Before the Poison, by Peter Robinson

poison.jpgThis is the first non-DCI Banks book by Peter Robinson that I’ve read.

After decades of living and working in America, Chris Lowndes returns to Britain after the death of his wife. He buys a large isolated property in Yorkshire and finds it was the site of a murder almost sixty years earlier. Previous resident, Grace Fox was hanged for poisoning her husband.

Lowndes becomes increasingly interested in the story as he finds connections between himself and the accused murderer and starts to investigate her story.

At first I found it hard going. The story is told in the first person by a character I initially found difficult to care about. I think I was annoyed about his life of privilege: able to move across the world to a large house with an interesting history, and able to indulge in various passions with no immediate need to earn a living.
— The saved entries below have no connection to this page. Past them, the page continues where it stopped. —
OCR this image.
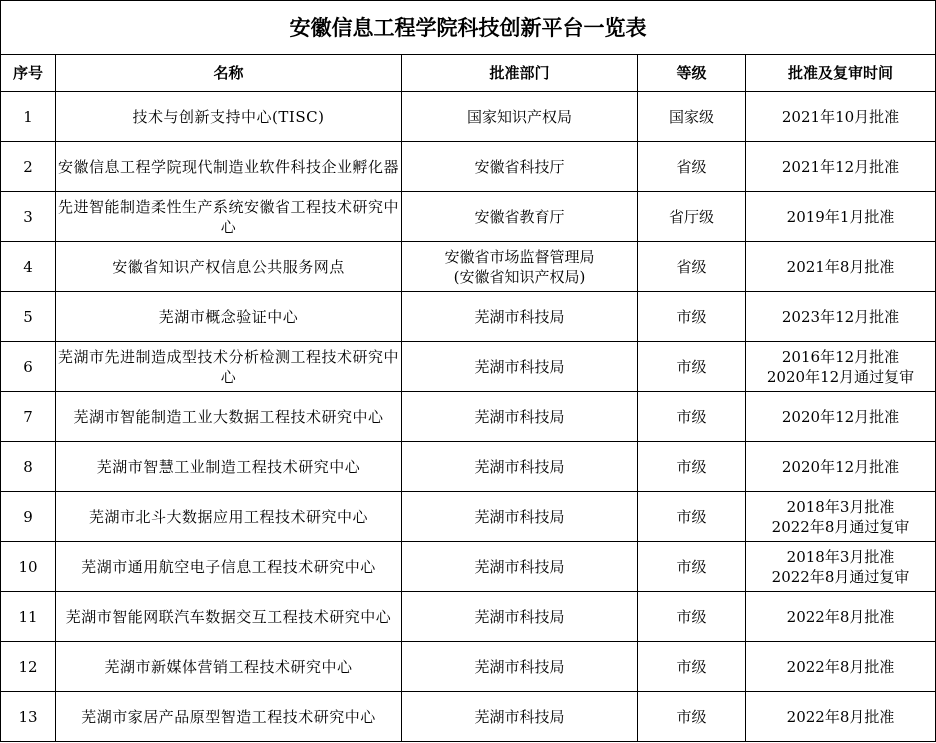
安徽信息工程学院科技创新平台一览表				
序号	名称	批准部门	等级	批准及复审时间
1	技术与创新支持中心(TISC)	国家知识产权局	国家级	2021年10月批准

2	安徽信息工程学院现代制造业软件科技企业孵化器	安徽省科技厅	省级	2021年12月批准

3	先进智能制造柔性生产系统安徽省工程技术研究中心	安徽省教育厅	省厅级	2019年1月批准

4	安徽省知识产权信息公共服务网点	安徽省市场监督管理局
(安徽省知识产权局)	省级	2021年8月批准

5	芜湖市概念验证中心	芜湖市科技局	市级	2023年12月批准

6	芜湖市先进制造成型技术分析检测工程技术研究中心	芜湖市科技局	市级	2016年12月批准
2020年12月通过复审

7	芜湖市智能制造工业大数据工程技术研究中心	芜湖市科技局	市级	2020年12月批准

8	芜湖市智慧工业制造工程技术研究中心	芜湖市科技局	市级	2020年12月批准

9	芜湖市北斗大数据应用工程技术研究中心	芜湖市科技局	市级	2018年3月批准
2022年8月通过复审

10	芜湖市通用航空电子信息工程技术研究中心	芜湖市科技局	市级	2018年3月批准
2022年8月通过复审

11	芜湖市智能网联汽车数据交互工程技术研究中心	芜湖市科技局	市级	2022年8月批准

12	芜湖市新媒体营销工程技术研究中心	芜湖市科技局	市级	2022年8月批准

13	芜湖市家居产品原型智造工程技术研究中心	芜湖市科技局	市级	2022年8月批准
However I accepted that he needed that kind of background to give him the time and money to carry out his research into the life and death of Grace Fox.

Peter Robinson’s love of music is made clear in his DCI Banks books. Music pervades the stories, and many of his book titles are borrowed from songs. In Before the Poison Robinson goes to town with music references from a variety of genres, with his protagonist being a composer of film soundtracks whose life is accompanied by his wide ranging music collection. His profession also allows for many film references, especially the classic cinema of Britain as well as more well-known Hollywood films.

The music and film references evoke more than a hint of nostalgia and the inevitable loss that the passing of time produces.

All through my adolescence in Leeds, I had watched my favourite cinemas turned into bingo halls, carpet warehouses, Sikh temples or mosques – the Lyric, Lyceum, Clifton, Clock, Western, Crown and Palace, all gone. It seemed hardly a week went by without one of them disappearing for good.

But Lowndes’ investigations into the story of Grace Fox shows that the past can also be preserved, and what seemed lost can be rediscovered, whether through historical records, personal journals, or surviving friends and family members.
Utilising all of these he builds a picture of the unfolding tragic events that led to her death.